The nuanced middle: Several security researchers acknowledge the severity of the threat while questioning the access model. Fifty organizations is an arbitrary cutoff. What about the thousands of smaller companies, hospitals, utilities, and municipal systems that also run vulnerable software but are not part of Project Glasswing? A restricted program helps elite defenders but does nothing for the long tail of potential targets.

What This Means for Builders

For developers and organizations outside the Glasswing consortium, several practical implications emerge.

Security posture matters more than ever. If Mythos can find these vulnerabilities, competing models will eventually develop similar capabilities. The window between "only Anthropic can do this" and "commodity models can do this" is measured in months, not years. Every unpatched vulnerability in your stack is now on a shorter timeline to discovery and potential exploitation.

The defensive application of AI is no longer theoretical. Before Mythos, using AI for security scanning was incremental improvement — slightly better fuzz testing, slightly smarter static analysis. Mythos represents a qualitative leap: AI that can reason about vulnerability chains the way an expert human pentester does, but at machine scale and speed.

The "responsible release" debate just got real data. For years, the AI safety community has argued about hypothetical scenarios where models might be too dangerous to release. Anthropic has now made a concrete decision with a specific model. Whether you agree with the decision or not, it sets a precedent that other labs will reference in their own capability assessments.

The Precedent Problem

Anthropic's decision raises a question that the AI industry has been avoiding: who gets to decide what is "too dangerous"?

The company unilaterally assessed Claude Mythos's risk level and restricted access without regulatory mandate, external audit, or public input. The organizations in the Glasswing consortium were selected by Anthropic. The criteria for inclusion are not public. The vulnerability data discovered by the model is controlled by Anthropic and its partners.

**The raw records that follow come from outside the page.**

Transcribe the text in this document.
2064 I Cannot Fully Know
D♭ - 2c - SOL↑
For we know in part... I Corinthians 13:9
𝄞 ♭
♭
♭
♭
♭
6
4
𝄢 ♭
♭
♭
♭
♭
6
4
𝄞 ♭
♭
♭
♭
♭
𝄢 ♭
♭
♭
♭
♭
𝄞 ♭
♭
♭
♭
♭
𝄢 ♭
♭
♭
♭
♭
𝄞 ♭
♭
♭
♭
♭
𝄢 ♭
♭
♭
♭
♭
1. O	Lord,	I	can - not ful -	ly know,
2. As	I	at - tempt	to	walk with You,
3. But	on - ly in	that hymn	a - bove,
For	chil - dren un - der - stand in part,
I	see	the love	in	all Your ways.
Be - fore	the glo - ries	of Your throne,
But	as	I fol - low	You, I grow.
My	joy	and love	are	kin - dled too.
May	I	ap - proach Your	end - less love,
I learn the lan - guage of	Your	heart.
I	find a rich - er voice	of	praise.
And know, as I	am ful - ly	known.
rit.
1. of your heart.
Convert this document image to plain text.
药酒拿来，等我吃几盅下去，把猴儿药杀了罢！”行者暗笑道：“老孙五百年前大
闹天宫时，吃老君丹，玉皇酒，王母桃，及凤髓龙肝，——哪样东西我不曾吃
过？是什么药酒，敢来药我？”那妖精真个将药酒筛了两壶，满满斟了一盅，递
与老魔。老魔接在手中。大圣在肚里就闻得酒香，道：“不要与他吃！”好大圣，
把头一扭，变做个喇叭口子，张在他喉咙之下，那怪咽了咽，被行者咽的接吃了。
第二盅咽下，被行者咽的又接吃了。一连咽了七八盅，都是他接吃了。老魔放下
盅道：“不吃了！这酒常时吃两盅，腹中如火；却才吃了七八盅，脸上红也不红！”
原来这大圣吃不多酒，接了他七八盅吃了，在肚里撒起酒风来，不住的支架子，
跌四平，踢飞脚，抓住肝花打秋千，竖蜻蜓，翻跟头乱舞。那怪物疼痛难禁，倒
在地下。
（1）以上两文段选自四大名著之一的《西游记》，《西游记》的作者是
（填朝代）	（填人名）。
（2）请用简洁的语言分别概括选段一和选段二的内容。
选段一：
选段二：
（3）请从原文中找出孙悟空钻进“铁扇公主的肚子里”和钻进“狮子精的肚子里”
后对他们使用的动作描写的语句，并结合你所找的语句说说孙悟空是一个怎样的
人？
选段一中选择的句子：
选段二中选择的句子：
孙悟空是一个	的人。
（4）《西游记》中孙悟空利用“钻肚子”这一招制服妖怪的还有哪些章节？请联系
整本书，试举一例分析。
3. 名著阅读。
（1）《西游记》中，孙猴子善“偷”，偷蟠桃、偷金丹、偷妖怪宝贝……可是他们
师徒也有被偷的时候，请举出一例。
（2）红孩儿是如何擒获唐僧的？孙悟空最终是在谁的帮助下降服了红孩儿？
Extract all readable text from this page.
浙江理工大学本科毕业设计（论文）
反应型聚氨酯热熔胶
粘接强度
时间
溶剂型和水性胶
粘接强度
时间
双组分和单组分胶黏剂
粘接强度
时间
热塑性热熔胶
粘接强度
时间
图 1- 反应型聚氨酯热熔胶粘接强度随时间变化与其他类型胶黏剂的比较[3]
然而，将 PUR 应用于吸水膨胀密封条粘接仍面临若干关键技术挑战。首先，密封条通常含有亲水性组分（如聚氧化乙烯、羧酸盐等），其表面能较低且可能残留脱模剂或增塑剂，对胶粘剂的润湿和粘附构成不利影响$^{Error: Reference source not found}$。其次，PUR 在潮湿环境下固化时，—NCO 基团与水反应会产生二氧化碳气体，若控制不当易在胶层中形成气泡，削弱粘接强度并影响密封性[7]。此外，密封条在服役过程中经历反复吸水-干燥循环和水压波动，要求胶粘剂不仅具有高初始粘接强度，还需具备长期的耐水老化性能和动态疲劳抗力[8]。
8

This is not inherently wrong — Anthropic built the model and has the legal right to control its distribution. But it reveals the absence of any institutional framework for making these decisions. If OpenAI or Google builds a model with similar capabilities next month, they will face the same choice: release, restrict, or destroy. And they will make that choice based on their own internal assessment, with their own criteria, selecting their own list of privileged partners.

The AI governance community has been debating these scenarios for years. Claude Mythos is the first time those debates have become operational.

Personal Take

I respect the decision. Building something powerful and choosing not to deploy it broadly is one of the hardest calls in technology. Anthropic is forgoing significant revenue from a model that clearly demonstrates frontier capabilities.

But the execution raises concerns. The Glasswing consortium is overwhelmingly composed of large corporations and established institutions. The open-source projects and smaller organizations that are arguably most vulnerable to the types of attacks Mythos could enable are represented only indirectly through the Linux Foundation's involvement.

The model found a 27-year-old bug in OpenBSD. That means OpenBSD users have been running vulnerable systems for 27 years. Mythos found it — and the fix will flow through a controlled consortium process rather than a public disclosure timeline. That creates a window where Anthropic and its partners know about the vulnerability but the broader community does not.

This is the fundamental tension of the "responsible restriction" approach: protection through controlled access necessarily creates information asymmetry. And information asymmetry in security has historically been easier to exploit than to defend.

The next step I want to see: Anthropic publishing a transparent timeline for vulnerability disclosure to the broader community. Not immediate — reasonable remediation windows are standard practice in security research. But a commitment that the bugs Mythos finds will eventually be publicly documented and broadly patched, not just quietly fixed within the consortium.

Build responsibly. Disclose responsibly. Those should not be competing priorities.